Lastly, my EEA2 permit was in a separate and expired passport that I included in the application, along with my current valid passport. They placed the EEA4 permit in the valid passport.

Good luck to everyone else and hope this helps you. This forum has really helped me along the way. Next up, citizenship!

Posted: Tue Jan 15, 2013 10:02 am
by IyaCiara
Congratulations!

Re: EEA4 Success

Posted: Tue Jan 15, 2013 10:14 am
by fysicus
spencerand wrote:As for the documents I submitted, I bombarded them with my wife's and my own payslips, and job contracts and as many utility bills as possible. I was missing a few, but I think the sheer volume of documents pressed my case.
I don't think so!

If I were a caseworker I would consider a huge pile of unnecessary documents a point against you.

You need to provide evidence that the EU national has been exercising treaty rights, so your payslips and job contracts are totally irrelevant, and for your wife job contracts (covering the five years) would be sufficient. No need to send 60 (?) monthly payslips.
For comparison, the EEA4 application of my wife two years ago weighed a total of 181 grams (including the application form and the envelop), as I reported on this forum earlier, and was dealt with in about the same time as yours.
spencerand wrote:Lastly, my EEA2 permit was in a separate and expired passport that I included in the application.
Also totally unnecessary to include this in the application. Do you think they might have forgotten that it was issued to you in the past?

Congratulations with your PR, anyway.

Last point: why do you want British citizenship? What benefit will it bring you, as a US citizen, on top of your PR?

Posted: Tue Jan 15, 2013 11:04 am
by spencerand
On the application form it says that payslips are evidence of exercising treaty rights. And I think they also said to include any old passports. I just figured it would be a good idea to make sure they'd seen that I had the EEA2.

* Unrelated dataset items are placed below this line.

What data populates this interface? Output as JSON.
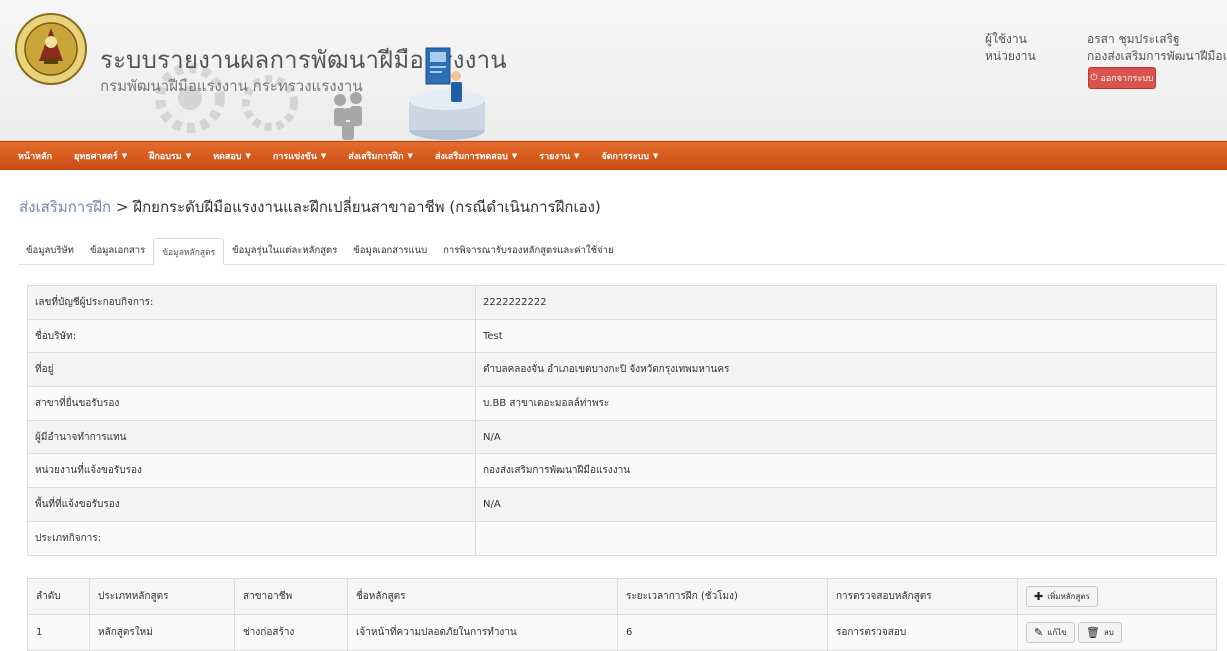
{
  "header": {
    "title": "ระบบรายงานผลการพัฒนาฝีมือแรงงาน",
    "subtitle": "กรมพัฒนาฝีมือแรงงาน กระทรวงแรงงาน",
    "user_label": "ผู้ใช้งาน",
    "unit_label": "หน่วยงาน",
    "user_name": "อรสา ชุมประเสริฐ",
    "unit_name": "กองส่งเสริมการพัฒนาฝีมือแรงงาน",
    "logout_label": "ออกจากระบบ"
  },
  "nav": {
    "items": [
      {
        "label": "หน้าหลัก",
        "dropdown": false
      },
      {
        "label": "ยุทธศาสตร์",
        "dropdown": true
      },
      {
        "label": "ฝึกอบรม",
        "dropdown": true
      },
      {
        "label": "ทดสอบ",
        "dropdown": true
      },
      {
        "label": "การแข่งขัน",
        "dropdown": true
      },
      {
        "label": "ส่งเสริมการฝึก",
        "dropdown": true
      },
      {
        "label": "ส่งเสริมการทดสอบ",
        "dropdown": true
      },
      {
        "label": "รายงาน",
        "dropdown": true
      },
      {
        "label": "จัดการระบบ",
        "dropdown": true
      }
    ]
  },
  "breadcrumb": {
    "parent": "ส่งเสริมการฝึก",
    "separator": ">",
    "current": "ฝึกยกระดับฝีมือแรงงานและฝึกเปลี่ยนสาขาอาชีพ (กรณีดำเนินการฝึกเอง)"
  },
  "tabs": [
    {
      "label": "ข้อมูลบริษัท",
      "active": false
    },
    {
      "label": "ข้อมูลเอกสาร",
      "active": false
    },
    {
      "label": "ข้อมูลหลักสูตร",
      "active": true
    },
    {
      "label": "ข้อมูลรุ่นในแต่ละหลักสูตร",
      "active": false
    },
    {
      "label": "ข้อมูลเอกสารแนบ",
      "active": false
    },
    {
      "label": "การพิจารณารับรองหลักสูตรและค่าใช้จ่าย",
      "active": false
    }
  ],
  "info_rows": [
    {
      "label": "เลขที่บัญชีผู้ประกอบกิจการ:",
      "value": "2222222222"
    },
    {
      "label": "ชื่อบริษัท:",
      "value": "Test"
    },
    {
      "label": "ที่อยู่",
      "value": "ตำบลคลองจั่น อำเภอเขตบางกะปิ จังหวัดกรุงเทพมหานคร"
    },
    {
      "label": "สาขาที่ยื่นขอรับรอง",
      "value": "บ.BB สาขาเดอะมอลล์ท่าพระ"
    },
    {
      "label": "ผู้มีอำนาจทำการแทน",
      "value": "N/A"
    },
    {
      "label": "หน่วยงานที่แจ้งขอรับรอง",
      "value": "กองส่งเสริมการพัฒนาฝีมือแรงงาน"
    },
    {
      "label": "พื้นที่ที่แจ้งขอรับรอง",
      "value": "N/A"
    },
    {
      "label": "ประเภทกิจการ:",
      "value": ""
    }
  ],
  "course_table": {
    "headers": [
      "ลำดับ",
      "ประเภทหลักสูตร",
      "สาขาอาชีพ",
      "ชื่อหลักสูตร",
      "ระยะเวลาการฝึก (ชั่วโมง)",
      "การตรวจสอบหลักสูตร"
    ],
    "add_button": "เพิ่มหลักสูตร",
    "rows": [
      {
        "no": "1",
        "type": "หลักสูตรใหม่",
        "branch": "ช่างก่อสร้าง",
        "name": "เจ้าหน้าที่ความปลอดภัยในการทำงาน",
        "hours": "6",
        "status": "รอการตรวจสอบ",
        "edit": "แก้ไข",
        "delete": "ลบ"
      }
    ]
  },
  "colors": {
    "nav_bg": "#d9591c",
    "logout_bg": "#d9534f",
    "link": "#6b8bb6"
  }
}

As for citizenship, it would make getting into this country a bit faster, and provide me with the right to vote, and allow me to work anywhere in Europe and to a lesser degree the Commonwealth. Seems worth it.

Re: EEA4 Success

Posted: Tue Jan 15, 2013 11:03 pm
by Marco25
Hi fysicus,
I'm totally agree with you, sending some many irrelevant document with application make the case worker more demanding for applicants and they expect more , it is clearly said in the application that they need to see exercising treaty right for 5 years by EU national and evidence of 5 years residency by non EU like tenancy agreement and some utility bills. No need to show 5 years work by non EU, I would suggest te applicant not to send unnecessary document.
If you give them inch they want yard.